All of this adds up a fairly high bar for addition to the Python core. Small improvements are no longer small.

I don’t anyone would argue that this is possible. But if there’s no use for it, it’s very hard to justify changing or adding code. There’s plenty of useful stuff to do instead.

Perhaps a package on PyPI would make sense, if nothing like this exists already.

boniest · May 27, 2025, 3:44pm

alright, thanks for you consideration. it is an order of magnitude speed up in latency so i thought i’d mention it.

boniest · May 27, 2025, 4:06pm

apart from the real world example of generating a sample and iterating over it, an isample with k=len(population) would serve as a shuffle that returns an iterator instead of shuffling in place.

i really don’t see a downside. i expect to do this myself and put it on pypi.

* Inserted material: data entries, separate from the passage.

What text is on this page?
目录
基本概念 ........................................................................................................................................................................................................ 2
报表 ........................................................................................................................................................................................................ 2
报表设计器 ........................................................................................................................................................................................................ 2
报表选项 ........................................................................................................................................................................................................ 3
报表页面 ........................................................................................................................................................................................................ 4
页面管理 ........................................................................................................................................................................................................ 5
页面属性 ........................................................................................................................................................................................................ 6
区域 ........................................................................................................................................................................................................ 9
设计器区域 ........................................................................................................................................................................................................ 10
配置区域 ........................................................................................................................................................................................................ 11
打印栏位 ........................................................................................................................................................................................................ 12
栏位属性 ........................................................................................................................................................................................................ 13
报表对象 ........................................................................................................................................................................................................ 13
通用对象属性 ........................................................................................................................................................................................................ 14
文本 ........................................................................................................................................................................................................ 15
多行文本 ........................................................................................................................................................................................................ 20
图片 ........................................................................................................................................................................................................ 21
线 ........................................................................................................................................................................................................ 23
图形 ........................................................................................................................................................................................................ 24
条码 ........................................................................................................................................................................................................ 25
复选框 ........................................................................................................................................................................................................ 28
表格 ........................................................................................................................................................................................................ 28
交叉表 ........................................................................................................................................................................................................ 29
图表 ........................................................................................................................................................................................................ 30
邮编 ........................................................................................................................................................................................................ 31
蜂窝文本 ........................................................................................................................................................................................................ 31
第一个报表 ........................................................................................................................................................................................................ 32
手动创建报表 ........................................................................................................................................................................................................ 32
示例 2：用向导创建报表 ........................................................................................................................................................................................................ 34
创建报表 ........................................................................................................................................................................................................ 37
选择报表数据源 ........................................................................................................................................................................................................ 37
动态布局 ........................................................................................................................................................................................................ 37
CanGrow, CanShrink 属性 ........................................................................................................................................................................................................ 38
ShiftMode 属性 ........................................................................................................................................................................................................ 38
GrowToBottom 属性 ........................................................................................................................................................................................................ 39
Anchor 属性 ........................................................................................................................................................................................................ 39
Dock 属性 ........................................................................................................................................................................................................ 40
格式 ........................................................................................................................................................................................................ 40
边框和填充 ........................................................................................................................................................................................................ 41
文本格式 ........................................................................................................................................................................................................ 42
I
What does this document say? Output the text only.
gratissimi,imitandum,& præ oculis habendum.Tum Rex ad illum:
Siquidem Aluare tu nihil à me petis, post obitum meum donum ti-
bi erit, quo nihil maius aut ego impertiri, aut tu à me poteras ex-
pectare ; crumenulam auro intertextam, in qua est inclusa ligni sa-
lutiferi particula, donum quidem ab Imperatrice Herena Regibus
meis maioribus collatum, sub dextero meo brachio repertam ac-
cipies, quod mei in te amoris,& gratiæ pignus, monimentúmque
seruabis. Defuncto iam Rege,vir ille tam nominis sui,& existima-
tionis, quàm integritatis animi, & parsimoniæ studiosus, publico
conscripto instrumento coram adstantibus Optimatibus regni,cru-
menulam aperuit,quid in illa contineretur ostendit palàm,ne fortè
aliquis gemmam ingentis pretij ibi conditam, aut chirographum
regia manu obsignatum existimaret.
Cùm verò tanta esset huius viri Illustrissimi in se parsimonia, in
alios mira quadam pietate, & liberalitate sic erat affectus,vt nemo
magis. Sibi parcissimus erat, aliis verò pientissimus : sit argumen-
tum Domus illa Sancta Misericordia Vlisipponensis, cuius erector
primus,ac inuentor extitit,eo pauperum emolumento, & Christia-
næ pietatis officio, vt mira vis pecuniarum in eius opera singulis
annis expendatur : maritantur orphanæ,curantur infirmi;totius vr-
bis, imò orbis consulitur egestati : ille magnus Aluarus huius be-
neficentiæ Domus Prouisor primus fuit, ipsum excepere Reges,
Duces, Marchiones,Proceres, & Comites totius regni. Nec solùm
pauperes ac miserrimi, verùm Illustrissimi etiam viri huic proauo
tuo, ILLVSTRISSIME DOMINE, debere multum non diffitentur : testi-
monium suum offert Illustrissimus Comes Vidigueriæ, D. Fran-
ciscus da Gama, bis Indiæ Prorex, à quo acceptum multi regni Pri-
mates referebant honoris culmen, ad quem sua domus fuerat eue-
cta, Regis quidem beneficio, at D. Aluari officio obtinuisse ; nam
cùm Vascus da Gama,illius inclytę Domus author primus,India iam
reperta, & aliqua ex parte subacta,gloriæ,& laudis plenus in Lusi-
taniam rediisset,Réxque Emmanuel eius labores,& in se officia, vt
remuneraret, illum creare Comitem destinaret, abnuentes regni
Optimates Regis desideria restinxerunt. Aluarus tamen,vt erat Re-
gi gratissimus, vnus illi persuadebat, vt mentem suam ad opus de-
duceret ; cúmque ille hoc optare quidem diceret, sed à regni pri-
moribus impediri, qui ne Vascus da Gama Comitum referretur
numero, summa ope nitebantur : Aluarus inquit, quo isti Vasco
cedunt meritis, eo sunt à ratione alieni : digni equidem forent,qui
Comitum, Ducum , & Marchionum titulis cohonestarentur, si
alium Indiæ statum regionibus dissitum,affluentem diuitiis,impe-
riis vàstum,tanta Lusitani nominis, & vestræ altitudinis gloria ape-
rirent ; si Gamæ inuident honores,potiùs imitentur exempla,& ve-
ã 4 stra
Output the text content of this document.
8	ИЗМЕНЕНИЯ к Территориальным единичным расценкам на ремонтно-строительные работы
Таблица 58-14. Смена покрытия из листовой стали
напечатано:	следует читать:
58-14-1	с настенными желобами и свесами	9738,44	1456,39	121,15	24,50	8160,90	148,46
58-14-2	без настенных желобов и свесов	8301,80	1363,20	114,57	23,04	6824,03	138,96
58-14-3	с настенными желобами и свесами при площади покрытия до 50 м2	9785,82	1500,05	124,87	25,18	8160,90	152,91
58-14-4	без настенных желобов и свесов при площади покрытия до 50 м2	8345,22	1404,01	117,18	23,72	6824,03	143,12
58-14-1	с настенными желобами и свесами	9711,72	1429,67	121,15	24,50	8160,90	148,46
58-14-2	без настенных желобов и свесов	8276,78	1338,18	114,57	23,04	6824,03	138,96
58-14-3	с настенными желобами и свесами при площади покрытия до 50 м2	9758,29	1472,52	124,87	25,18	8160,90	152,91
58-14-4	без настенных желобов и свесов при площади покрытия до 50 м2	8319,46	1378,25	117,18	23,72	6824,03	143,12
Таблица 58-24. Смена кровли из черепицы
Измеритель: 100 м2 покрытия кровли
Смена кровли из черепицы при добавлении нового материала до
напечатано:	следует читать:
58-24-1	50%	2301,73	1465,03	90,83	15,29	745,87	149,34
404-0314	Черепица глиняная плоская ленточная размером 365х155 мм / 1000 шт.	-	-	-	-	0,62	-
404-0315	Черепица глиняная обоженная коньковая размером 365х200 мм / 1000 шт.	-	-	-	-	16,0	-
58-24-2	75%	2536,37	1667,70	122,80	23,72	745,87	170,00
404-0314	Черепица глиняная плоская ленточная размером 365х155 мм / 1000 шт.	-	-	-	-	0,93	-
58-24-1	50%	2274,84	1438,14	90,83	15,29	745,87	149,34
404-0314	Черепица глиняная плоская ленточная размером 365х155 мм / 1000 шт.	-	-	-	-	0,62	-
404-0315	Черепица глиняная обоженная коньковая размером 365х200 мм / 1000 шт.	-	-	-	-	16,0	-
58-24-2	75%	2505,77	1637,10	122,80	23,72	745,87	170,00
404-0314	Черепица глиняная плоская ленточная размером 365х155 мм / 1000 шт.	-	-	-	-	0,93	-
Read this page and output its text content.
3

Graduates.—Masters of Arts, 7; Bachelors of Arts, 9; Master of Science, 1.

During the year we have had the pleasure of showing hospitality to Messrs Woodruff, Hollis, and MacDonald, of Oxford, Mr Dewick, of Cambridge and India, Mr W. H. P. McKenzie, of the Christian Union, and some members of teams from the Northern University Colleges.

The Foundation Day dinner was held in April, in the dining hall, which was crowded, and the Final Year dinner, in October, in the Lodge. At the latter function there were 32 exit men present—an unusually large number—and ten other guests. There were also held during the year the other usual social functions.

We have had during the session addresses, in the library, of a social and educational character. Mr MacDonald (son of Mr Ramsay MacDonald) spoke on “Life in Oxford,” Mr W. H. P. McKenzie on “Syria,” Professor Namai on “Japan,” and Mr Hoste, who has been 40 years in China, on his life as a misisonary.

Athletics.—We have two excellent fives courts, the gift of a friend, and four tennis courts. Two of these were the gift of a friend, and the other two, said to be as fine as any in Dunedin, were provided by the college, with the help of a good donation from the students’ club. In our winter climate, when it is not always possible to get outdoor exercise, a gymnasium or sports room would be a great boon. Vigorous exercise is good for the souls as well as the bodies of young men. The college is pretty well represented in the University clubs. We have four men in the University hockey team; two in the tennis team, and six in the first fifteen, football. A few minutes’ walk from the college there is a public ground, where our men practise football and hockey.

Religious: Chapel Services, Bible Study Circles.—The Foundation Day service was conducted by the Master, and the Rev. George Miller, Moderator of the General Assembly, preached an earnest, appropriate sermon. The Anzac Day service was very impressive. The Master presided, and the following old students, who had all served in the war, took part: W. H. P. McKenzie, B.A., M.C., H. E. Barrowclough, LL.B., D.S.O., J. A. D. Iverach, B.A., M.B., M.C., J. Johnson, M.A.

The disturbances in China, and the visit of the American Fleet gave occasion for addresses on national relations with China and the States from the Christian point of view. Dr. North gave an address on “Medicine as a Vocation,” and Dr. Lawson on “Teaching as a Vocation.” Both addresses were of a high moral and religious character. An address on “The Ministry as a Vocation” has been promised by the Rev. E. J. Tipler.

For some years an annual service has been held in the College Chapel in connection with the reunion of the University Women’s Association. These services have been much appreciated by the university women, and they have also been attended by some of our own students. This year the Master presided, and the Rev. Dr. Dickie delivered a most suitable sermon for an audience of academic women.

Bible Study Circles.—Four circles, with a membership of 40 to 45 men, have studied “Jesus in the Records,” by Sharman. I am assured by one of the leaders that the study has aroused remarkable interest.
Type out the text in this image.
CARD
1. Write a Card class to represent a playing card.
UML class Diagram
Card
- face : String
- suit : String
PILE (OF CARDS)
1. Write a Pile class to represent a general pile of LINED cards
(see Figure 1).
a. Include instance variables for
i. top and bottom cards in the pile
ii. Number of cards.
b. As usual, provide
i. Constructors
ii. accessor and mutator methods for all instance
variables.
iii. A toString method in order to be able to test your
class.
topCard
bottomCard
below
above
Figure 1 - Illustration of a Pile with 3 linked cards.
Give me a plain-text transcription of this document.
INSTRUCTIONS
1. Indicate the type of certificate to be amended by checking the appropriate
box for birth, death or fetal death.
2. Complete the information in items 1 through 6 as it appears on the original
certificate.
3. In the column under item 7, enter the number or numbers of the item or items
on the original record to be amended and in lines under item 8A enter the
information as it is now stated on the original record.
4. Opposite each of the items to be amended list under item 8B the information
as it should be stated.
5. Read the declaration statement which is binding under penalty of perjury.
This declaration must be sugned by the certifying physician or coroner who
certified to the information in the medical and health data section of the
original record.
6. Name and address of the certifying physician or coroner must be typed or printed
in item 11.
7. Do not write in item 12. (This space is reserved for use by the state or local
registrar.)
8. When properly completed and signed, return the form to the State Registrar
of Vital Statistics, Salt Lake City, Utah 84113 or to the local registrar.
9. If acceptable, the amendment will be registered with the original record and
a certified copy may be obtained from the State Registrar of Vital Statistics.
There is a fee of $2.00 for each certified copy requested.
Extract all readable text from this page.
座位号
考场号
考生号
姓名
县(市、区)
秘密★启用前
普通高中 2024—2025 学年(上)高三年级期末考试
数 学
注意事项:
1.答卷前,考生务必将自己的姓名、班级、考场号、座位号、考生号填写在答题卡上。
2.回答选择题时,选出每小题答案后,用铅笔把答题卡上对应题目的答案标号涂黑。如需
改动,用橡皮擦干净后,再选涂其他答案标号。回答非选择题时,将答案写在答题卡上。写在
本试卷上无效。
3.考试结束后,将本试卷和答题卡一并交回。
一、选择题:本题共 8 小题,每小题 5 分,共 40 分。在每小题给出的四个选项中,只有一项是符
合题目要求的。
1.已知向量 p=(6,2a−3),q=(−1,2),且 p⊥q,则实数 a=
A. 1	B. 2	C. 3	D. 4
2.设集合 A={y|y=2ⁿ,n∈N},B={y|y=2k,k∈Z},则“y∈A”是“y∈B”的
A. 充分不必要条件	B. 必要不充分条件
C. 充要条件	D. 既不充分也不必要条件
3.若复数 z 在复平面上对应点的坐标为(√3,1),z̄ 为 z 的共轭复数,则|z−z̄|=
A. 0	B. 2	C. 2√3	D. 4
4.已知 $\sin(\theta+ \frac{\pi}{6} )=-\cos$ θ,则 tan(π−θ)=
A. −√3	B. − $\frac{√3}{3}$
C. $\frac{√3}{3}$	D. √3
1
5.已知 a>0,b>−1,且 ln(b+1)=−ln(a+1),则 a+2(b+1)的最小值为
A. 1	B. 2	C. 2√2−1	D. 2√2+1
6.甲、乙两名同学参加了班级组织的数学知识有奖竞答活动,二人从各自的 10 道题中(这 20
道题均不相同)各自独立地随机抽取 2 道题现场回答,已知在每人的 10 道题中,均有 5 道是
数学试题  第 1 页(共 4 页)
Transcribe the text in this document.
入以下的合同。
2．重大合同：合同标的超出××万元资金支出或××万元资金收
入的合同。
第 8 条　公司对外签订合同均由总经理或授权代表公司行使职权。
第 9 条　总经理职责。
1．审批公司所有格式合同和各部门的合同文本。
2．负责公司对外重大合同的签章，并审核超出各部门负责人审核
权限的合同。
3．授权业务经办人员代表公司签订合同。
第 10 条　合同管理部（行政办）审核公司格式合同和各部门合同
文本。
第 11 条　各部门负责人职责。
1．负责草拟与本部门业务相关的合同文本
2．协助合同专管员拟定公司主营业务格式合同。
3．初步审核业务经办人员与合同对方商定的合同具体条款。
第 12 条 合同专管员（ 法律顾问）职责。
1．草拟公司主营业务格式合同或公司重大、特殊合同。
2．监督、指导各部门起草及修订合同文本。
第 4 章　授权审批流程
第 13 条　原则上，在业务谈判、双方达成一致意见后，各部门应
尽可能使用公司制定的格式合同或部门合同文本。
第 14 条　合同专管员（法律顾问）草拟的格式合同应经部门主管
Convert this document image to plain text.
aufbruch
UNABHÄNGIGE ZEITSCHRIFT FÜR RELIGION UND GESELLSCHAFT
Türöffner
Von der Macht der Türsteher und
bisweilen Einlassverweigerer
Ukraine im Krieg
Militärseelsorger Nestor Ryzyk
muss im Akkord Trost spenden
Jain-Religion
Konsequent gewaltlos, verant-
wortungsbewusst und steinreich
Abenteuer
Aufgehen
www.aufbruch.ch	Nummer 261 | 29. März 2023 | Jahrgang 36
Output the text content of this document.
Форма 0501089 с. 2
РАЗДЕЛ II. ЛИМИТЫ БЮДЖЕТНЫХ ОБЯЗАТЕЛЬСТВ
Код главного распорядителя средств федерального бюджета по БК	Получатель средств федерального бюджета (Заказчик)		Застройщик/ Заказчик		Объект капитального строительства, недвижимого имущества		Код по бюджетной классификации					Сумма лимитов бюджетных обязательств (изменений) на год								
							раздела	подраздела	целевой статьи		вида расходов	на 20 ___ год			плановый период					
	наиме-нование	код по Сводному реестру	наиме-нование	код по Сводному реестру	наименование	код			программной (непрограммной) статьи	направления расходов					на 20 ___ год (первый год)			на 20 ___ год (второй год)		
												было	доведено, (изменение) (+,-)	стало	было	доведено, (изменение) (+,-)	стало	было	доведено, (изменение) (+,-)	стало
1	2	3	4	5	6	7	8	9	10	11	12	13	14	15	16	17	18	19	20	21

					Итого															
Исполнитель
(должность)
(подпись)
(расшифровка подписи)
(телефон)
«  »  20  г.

tim.one · May 27, 2025, 5:45pm

If a user only wants a winner and a runner-up, they would pass k=2 to sample(), yes? For example, let’s get a winner and runner-up from positive ints with no more than 18 digits:

>>> import random
>>> random.sample(range(10**18), 2)
[304657231332148292, 259090992183583552]

That requires no appreciable time or RAM - the only list constructed is the 2-element result list.

An internal list is constructed if and only if the code believes it would require less RAM than using a set for an internal accept/reject method. For k=2, an internal set (tiny!) will always be used

boniest · May 27, 2025, 6:00pm

you are right Tim. i would not have picked this example if not for the documentation which talks about a pool of possible winners and then a grand prize winner.

a better example would be if we need ALL the winners from a larger subset of players (edit: AND a grand prize winner), but frankly this use case is marginal at best for an iterator.

where the iterator would come in handy, i think, is scientific applications where either sample or choices or even shuffle is used to create a sample which is iterated.

boniest · May 27, 2025, 6:07pm

with maximum respect, i could be wrong, but the code seems to create a list results of size n whenever the counts parameter is left unspecified, and when the counts parameter is not None, the function recursively calls itself without counts.

tim.one · May 27, 2025, 6:15pm

Try my example: random.sample(range(10**18), 2). There’s not a computer on the planet with enough RAM to construct a list with 10**18 elements. Instead the code uses an internal set whose maximum len is k (2).

boniest · May 27, 2025, 6:31pm

you are correct. however we are talking about different things. the ‘results’ list size is determined by ‘k’. i am on my phone. i probably should have used ‘k’ before and not ‘n’.

edit: in your example if we want to take a sample of 1/2 of range(pow(10, 18)) then the program would crash when creating the ‘results’ list, but an iterator should be able to handle it. i think.